MANHATTAN (CN) – A previously unnamed victim was revealed Wednesday as oral arguments kicked off in Harvey Weinstein’s long-awaited criminal trial in Manhattan Supreme Court on rape and sexual assault charges.
Anticipating a six-week long jury trial, attorneys presented conflicting versions of events during their opening remarks, framing the Hollywood producer’s relationships with his alleged victims.
The famed Miramax producer faces a life sentence if convicted of five felony charges, including two counts of predatory sexual assault, two counts of criminal sexual act in the first degree, rape in the first degree, and rape in the third degree.

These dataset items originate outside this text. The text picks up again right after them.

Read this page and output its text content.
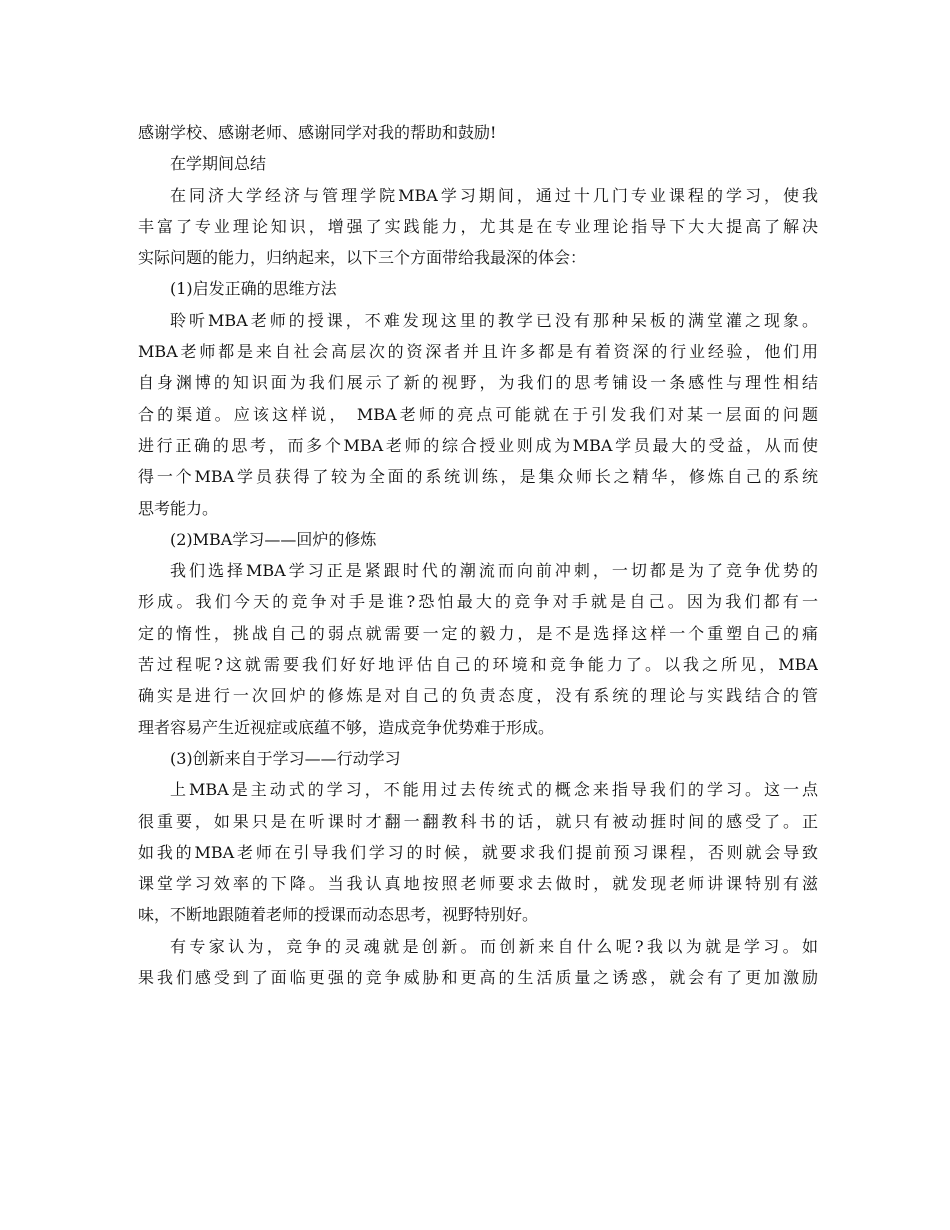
感谢学校、感谢老师、感谢同学对我的帮助和鼓励!
在学期间总结
在同济大学经济与管理学院MBA学习期间，通过十几门专业课程的学习，使我
丰富了专业理论知识，增强了实践能力，尤其是在专业理论指导下大大提高了解决
实际问题的能力，归纳起来，以下三个方面带给我最深的体会：
(1)启发正确的思维方法
聆听MBA老师的授课，不难发现这里的教学已没有那种呆板的满堂灌之现象。
MBA老师都是来自社会高层次的资深者并且许多都是有着资深的行业经验，他们用
自身渊博的知识面为我们展示了新的视野，为我们的思考铺设一条感性与理性相结
合的渠道。应该这样说， MBA老师的亮点可能就在于引发我们对某一层面的问题
进行正确的思考，而多个MBA老师的综合授业则成为MBA学员最大的受益，从而使
得一个MBA学员获得了较为全面的系统训练，是集众师长之精华，修炼自己的系统
思考能力。
(2)MBA学习——回炉的修炼
我们选择MBA学习正是紧跟时代的潮流而向前冲刺，一切都是为了竞争优势的
形成。我们今天的竞争对手是谁?恐怕最大的竞争对手就是自己。因为我们都有一
定的惰性，挑战自己的弱点就需要一定的毅力，是不是选择这样一个重塑自己的痛
苦过程呢?这就需要我们好好地评估自己的环境和竞争能力了。以我之所见，MBA
确实是进行一次回炉的修炼是对自己的负责态度，没有系统的理论与实践结合的管
理者容易产生近视症或底蕴不够，造成竞争优势难于形成。
(3)创新来自于学习——行动学习
上MBA是主动式的学习，不能用过去传统式的概念来指导我们的学习。这一点
很重要，如果只是在听课时才翻一翻教科书的话，就只有被动捱时间的感受了。正
如我的MBA老师在引导我们学习的时候，就要求我们提前预习课程，否则就会导致
课堂学习效率的下降。当我认真地按照老师要求去做时，就发现老师讲课特别有滋
味，不断地跟随着老师的授课而动态思考，视野特别好。
有专家认为，竞争的灵魂就是创新。而创新来自什么呢?我以为就是学习。如
果我们感受到了面临更强的竞争威胁和更高的生活质量之诱惑，就会有了更加激励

Before a packed courtroom on the 15th floor of the criminal courthouse, Assistant District Attorney Meghan Hast told jurors the evidence will show the 67-year old movie mogul was a sexual predator and a rapist.
“At the end of this trial, the evidence will be clear that the man seated right there is not just a tycoon in Hollywood, he was a rapist, sexually assaulting these women when they refused to comply with his desires and his orders,” Hast said Wednesday.
Hast first described how Weinstein met actress Annabella Sciorra in the early 1990s, on the heels of the Brooklyn-born actress’ rising fame from roles in Spike Lee’s romantic drama “Jungle Fever” and the psychological thriller “The Hand that Rocks the Cradle.”
Hast then chronicled in graphic detail an incident in the winter of 1993-94 when Weinstein allegedly used his heft to push into Sciorra’s Gramercy park apartment, pinned down and violently raped the 110-pound actress and soiled her nightgown.
The former “Sopranos” star is not a named complainant, but her testimony at trial will support the two counts of predatory sexual assault brought by the Manhattan district attorney to show that Weinstein is a repeat sex offender.
Hast next introduced another victim, Jessica Mann, who until Wednesday had remained an unnamed “Jane Doe” in court proceedings and documents.
Hast described multiple incidents in which Weinstein allegedly overpowered and assaulted the would-be actress from a dairy farm in Washington state.
Weinstein first forced oral sex on Mann at a Los Angeles hotel and later raped her at the Doubletree Hotel on 51st Street and Lexington Avenue in Manhattan, Hast told jurors.
Mann observed Weinstein injecting erection medicine into his genitals before he forced himself on to her at the Doubletree, Hast said.
Since his arrest, Weinstein has denied that any of the alleged sex acts were nonconsensual.
Chicago-based attorney Damon Cheronis delivered opening arguments for the defense.
Cheronis told jurors the defense intends to show “real-time communications” between Weinstein and the alleged victims that will be evidence of ongoing consensual relationships rather than the predatory sexual assault scenarios laid out by the prosecution.
“I promise you that if you drown out the noise … you are going to know what Ms. Hast told you doesn’t hold water,” Cheronis told jurors Wednesday afternoon.
Punctuating his arguments with lots of hand gesturing and intermittent fist pumping, Cheronis repeatedly referred to Weinstein with the chummy-casual “Harv.”
Occasionally invoking a folksy Midwest accent of his native Second City, Cheronis urged the jurors to use their own “God-given New York City common sense.”
Cheronis told jurors they would be shown two realities at trial and “what you’re going to see is going to be shocking.”
A slide accompanying Cheronis’ opening arguments listed correspondence evidence to include “emails, text messages, diary entries, psychic readings.”
Poring through a timeline of Mann’s communications with Weinstein, Cheronis told jurors that Mann referred to him as a “casual boyfriend” and then highlighted a Feb. 28, 2017, text message where Mann wrote to Weinstein: “I love you, I always do. But I hate feeling like a booty call.”
“Ladies and gentlemen of the jury, that is not how you talk to your predator,” Cheronis said.
Cheronis dismissed Sciorra’s version of events wholesale.
“You’re going to hear that when she initially spoke to prosecutors; she said, ‘I didn’t report it because didn’t think it was rape,’” Cheronis told jurors.
In October 2018, Weinstein’s defense team, at the time led by high-powered attorney Benjamin Brafman who since withdrew as counsel, succeeded at their bid to have a count dropped entirely from the case.
The dropped count related to a forced oral sex incident that actress Lucia Evans described in Ronan Farrow’s explosive reporting on Weinstein for The New Yorker in 2017.
Following opening arguments, the prosecution called former The Weinstein Company board member Lance Maerov as their first witness on Wednesday afternoon.